TECHNICAL INFORMATION ABOUT CREMATION

To help with personal and philosophical feelings and questions about cremation, families often want to better understand it from a technical point of view. Below are excerpts from California State law that were adopted, in part, to better educate consumers about these concerns.

Again, these are excerpts of California Code and they are not intended to cover every circum­stance. If you have questions about cremation, please call or visit us.

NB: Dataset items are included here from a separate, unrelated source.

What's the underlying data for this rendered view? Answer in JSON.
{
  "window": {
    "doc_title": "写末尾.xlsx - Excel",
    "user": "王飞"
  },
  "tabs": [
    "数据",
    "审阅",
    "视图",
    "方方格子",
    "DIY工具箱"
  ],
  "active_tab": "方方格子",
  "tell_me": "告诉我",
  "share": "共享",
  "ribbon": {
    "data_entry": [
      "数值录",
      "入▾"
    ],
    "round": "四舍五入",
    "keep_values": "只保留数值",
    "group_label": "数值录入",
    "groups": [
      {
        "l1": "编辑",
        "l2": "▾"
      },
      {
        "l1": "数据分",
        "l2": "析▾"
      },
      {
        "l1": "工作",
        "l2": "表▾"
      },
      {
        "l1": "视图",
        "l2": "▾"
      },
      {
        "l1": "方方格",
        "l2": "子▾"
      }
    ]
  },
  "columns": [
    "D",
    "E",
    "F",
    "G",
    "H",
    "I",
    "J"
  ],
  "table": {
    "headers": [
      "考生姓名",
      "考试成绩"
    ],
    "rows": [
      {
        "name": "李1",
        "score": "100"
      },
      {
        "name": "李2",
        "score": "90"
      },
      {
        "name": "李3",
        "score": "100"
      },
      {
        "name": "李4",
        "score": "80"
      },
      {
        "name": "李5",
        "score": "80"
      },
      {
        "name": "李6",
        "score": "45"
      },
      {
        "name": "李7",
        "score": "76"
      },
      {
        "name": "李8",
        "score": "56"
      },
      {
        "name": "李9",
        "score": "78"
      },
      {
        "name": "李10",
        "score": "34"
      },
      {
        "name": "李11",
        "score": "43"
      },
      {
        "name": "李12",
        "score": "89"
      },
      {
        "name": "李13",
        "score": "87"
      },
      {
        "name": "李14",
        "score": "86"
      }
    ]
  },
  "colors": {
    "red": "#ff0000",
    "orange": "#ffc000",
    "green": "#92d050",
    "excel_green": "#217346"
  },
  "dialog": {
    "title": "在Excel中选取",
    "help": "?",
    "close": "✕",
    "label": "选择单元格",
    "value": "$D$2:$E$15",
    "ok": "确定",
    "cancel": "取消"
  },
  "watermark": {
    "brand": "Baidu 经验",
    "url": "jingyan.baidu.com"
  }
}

A General Description and Definition of Cremation (Section 7054.7 of California Health and Safety Code): “The human body burns with the casket, container or other material in the crema­tion chamber. Some bone fragments are not combustible at the incineration temperature and, as a result, remain in the cremation chamber. During the cremation, the contents of the chamber may be moved to facilitate incineration. The chamber is composed of ceramic or other material which disintegrates slightly during each cremation and the product of that disintegration is com­mingled with the cremated remains. Nearly all of the contents of the cremation chamber, con­sisting of the cremated remains, disintegrated chamber materials, and small amounts of residue from previous cremations, are removed together and crushed, pulverized, or ground to facilitate inurnment or scattering. Some residue remains in the cracks and uneven places of the chamber. Periodically, the accumulation of this residue is removed and interred in a dedicated cemetery property, or scatter at sea.”